Using a technology called nanoscale deterministic lateral displacement, or nano-DLD, IBM scientists Dr. Joshua Smith and Dr. Benjamin Wunsch led development of a lab-on-a-chip technology that allows a liquid sample to be passed, in continuous flow, through a silicon chip containing an asymmetric pillar array. This array allows the system to sort a microscopic waterfall of nanoparticles, separating particles by size down to tens of nanometers resolution. IBM has already scaled down the chip size to 2cm by 2cm, while continuing development to increase the device density to improve functionality and throughput.

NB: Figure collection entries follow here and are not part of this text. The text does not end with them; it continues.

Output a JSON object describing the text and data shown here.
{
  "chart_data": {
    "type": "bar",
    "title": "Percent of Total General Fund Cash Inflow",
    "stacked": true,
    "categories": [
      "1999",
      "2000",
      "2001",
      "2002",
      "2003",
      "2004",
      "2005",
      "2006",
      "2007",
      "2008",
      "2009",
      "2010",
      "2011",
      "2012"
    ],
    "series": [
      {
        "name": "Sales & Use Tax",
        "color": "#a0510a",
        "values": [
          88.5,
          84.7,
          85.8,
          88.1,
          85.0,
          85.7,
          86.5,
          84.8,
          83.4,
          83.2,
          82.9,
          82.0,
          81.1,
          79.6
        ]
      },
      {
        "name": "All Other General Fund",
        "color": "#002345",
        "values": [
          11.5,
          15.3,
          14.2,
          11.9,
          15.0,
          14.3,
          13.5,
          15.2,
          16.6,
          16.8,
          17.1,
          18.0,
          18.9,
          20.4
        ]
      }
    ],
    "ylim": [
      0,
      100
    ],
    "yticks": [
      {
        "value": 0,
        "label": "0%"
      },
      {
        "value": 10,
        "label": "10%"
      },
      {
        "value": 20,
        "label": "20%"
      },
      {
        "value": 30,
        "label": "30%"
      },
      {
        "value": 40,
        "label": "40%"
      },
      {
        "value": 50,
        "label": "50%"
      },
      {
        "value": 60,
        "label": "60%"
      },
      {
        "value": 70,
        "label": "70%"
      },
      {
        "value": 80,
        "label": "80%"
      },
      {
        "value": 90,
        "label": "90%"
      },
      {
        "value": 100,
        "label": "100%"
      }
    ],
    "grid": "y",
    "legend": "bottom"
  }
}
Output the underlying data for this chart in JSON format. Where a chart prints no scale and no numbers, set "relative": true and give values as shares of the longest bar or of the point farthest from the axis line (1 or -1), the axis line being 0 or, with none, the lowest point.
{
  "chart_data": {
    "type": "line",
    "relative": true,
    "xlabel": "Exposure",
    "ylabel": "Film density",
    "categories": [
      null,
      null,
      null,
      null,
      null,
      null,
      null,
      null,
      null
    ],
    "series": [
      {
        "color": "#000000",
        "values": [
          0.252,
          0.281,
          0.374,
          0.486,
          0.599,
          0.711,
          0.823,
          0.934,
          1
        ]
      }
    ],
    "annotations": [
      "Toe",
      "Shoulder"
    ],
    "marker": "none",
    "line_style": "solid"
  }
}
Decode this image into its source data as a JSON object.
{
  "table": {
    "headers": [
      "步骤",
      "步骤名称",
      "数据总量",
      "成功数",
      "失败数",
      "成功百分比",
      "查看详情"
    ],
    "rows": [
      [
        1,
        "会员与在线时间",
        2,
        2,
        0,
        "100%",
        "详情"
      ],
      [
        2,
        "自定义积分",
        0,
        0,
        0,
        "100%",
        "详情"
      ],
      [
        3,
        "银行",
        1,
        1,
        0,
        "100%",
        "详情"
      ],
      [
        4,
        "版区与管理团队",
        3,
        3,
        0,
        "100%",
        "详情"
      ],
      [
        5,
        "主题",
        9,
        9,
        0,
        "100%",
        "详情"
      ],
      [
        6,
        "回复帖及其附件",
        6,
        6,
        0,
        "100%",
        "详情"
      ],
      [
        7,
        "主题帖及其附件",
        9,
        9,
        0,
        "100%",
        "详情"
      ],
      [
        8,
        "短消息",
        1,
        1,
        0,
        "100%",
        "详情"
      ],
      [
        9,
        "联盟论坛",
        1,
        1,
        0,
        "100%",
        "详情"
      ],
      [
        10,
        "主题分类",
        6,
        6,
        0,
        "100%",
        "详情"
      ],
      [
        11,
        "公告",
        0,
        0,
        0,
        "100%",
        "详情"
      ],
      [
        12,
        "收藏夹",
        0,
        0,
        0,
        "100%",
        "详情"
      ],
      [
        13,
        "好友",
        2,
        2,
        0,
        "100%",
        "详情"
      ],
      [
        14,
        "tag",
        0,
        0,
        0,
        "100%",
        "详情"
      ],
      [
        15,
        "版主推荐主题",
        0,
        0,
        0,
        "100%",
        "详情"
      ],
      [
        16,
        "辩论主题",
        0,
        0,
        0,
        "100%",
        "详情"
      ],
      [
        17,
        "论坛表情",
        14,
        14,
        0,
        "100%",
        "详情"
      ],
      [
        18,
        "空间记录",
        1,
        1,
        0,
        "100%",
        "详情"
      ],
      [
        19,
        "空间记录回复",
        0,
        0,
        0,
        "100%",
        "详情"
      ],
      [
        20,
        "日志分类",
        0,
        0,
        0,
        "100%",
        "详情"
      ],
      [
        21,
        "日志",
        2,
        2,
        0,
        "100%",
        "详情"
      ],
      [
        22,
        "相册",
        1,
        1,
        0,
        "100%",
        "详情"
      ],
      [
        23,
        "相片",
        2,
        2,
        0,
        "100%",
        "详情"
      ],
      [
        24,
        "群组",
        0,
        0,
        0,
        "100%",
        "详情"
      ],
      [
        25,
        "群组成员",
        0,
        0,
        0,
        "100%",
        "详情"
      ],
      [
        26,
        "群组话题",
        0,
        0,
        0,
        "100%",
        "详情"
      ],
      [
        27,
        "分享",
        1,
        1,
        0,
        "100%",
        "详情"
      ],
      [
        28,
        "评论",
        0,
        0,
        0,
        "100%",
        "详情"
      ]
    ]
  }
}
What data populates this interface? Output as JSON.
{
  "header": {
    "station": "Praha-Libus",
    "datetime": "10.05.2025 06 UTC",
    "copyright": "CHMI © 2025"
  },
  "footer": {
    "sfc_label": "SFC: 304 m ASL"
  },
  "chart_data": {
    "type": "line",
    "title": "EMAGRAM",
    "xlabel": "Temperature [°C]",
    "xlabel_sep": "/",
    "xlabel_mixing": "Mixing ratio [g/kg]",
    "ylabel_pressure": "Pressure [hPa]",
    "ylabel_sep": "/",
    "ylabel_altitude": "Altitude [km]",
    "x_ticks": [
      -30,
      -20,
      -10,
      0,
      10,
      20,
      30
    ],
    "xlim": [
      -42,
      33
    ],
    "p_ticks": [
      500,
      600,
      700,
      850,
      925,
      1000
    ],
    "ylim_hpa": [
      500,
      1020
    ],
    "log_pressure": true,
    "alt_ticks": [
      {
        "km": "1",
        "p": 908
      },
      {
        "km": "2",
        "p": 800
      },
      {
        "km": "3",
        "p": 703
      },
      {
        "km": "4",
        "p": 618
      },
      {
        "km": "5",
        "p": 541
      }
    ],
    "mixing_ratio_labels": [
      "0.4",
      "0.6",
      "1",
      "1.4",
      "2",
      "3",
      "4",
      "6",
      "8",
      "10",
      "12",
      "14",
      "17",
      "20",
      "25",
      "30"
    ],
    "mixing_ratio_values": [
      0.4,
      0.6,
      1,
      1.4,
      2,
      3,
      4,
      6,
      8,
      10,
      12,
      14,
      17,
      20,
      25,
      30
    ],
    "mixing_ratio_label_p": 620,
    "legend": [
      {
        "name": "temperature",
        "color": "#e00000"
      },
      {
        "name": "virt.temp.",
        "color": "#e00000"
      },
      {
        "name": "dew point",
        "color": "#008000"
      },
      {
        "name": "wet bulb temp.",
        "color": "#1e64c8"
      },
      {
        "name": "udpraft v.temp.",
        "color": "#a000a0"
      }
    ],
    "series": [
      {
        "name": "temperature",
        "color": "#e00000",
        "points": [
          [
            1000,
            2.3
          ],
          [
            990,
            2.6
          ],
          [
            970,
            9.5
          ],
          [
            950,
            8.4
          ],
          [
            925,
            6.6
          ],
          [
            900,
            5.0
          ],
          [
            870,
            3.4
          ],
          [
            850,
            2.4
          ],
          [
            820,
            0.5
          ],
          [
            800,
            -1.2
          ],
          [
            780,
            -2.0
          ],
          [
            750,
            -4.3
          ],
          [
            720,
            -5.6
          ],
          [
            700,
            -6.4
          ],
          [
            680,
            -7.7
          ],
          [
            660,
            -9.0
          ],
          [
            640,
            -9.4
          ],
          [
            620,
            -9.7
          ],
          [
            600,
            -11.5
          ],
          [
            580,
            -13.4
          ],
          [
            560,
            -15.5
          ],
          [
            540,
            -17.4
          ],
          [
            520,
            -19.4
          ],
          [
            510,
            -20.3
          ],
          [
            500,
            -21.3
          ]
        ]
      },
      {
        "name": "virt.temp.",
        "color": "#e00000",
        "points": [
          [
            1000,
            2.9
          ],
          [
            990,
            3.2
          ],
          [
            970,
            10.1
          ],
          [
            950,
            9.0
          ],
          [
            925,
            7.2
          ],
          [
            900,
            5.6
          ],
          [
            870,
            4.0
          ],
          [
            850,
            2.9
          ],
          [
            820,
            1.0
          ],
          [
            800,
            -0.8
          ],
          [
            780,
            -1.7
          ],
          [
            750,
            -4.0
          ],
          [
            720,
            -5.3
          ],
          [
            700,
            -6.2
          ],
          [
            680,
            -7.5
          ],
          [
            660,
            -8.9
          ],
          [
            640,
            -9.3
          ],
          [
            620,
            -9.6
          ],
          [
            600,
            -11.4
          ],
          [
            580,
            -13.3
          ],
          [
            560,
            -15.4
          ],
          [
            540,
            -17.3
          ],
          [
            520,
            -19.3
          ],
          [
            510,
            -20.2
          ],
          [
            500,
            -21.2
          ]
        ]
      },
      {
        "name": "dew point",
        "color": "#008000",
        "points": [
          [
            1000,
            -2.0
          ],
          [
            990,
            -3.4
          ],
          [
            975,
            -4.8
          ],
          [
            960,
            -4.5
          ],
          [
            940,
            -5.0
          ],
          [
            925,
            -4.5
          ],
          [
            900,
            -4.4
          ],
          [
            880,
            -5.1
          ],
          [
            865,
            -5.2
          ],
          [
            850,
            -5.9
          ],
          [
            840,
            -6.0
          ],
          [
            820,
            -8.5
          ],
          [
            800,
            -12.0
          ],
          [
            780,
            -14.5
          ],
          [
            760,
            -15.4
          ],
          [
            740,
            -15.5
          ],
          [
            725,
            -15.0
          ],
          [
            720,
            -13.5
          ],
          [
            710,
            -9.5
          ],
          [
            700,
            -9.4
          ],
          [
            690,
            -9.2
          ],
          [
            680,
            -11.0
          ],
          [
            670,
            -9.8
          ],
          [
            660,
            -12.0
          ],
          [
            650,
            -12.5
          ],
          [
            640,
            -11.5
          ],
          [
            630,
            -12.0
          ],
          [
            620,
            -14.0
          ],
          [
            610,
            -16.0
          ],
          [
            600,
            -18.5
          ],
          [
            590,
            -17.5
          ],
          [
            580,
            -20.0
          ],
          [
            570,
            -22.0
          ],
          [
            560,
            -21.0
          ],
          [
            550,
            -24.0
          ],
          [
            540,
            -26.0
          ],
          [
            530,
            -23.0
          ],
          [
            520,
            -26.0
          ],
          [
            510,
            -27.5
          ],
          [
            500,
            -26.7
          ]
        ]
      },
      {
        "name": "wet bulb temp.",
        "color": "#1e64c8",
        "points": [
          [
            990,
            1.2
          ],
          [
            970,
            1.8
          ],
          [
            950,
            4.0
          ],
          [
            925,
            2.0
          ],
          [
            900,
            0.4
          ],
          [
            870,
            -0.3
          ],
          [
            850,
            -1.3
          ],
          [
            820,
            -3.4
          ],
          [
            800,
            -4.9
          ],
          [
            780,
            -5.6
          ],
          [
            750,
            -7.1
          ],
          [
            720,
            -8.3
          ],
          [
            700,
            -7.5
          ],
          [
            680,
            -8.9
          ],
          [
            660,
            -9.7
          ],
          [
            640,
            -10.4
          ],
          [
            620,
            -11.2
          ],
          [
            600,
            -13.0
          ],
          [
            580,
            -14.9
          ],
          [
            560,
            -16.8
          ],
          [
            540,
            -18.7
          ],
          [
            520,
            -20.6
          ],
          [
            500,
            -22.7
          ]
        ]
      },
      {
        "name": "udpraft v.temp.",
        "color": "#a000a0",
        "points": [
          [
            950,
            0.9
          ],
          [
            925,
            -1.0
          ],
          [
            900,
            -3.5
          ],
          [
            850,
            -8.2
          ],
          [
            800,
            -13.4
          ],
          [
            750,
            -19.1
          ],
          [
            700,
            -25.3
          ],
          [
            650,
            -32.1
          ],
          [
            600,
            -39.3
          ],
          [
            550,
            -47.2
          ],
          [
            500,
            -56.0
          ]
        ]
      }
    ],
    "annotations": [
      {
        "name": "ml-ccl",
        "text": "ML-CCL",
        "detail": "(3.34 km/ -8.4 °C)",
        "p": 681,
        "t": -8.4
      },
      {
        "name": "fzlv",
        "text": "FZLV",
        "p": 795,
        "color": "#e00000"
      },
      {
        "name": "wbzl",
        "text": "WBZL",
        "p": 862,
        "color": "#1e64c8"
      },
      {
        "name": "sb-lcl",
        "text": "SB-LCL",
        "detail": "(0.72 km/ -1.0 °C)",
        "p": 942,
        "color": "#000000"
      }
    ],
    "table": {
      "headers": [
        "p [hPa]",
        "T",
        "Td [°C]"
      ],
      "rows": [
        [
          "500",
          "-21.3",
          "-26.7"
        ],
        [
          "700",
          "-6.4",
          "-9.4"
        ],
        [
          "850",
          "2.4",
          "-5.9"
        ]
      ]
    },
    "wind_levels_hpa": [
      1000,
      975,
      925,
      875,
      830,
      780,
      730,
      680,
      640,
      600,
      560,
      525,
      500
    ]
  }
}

Much like how a road through a small tunnel only allows smaller cars to pass while forcing bigger trucks to detour around, nano-DLD uses a set of pillars to deflect larger particles while allowing smaller particles to flow through the gaps of the pillar array unabated, effectively separating this particle “traffic” by size while not disrupting flow.
Interestingly, IBM scientists noticed that nano-DLD arrays can also split a mixture of many different particle sizes into a spread of streams, much like a prism splits white light into different colors. The continuous flow nature of this technology circumvents stop-and-go batch processing typical of conventional separation techniques.
Leveraging IBM’s vast semiconductor expertise with its growing capabilities in experimental biology, IBM scientists used manufacturable silicon processes to produce the nano-DLD arrays for their lab-on-a-chip device. As part of its on-going strategy, IBM researchers are working to increase the diversity of bioparticles that can be separated with their device, and improving the precision and specificity for real-world clinical applications.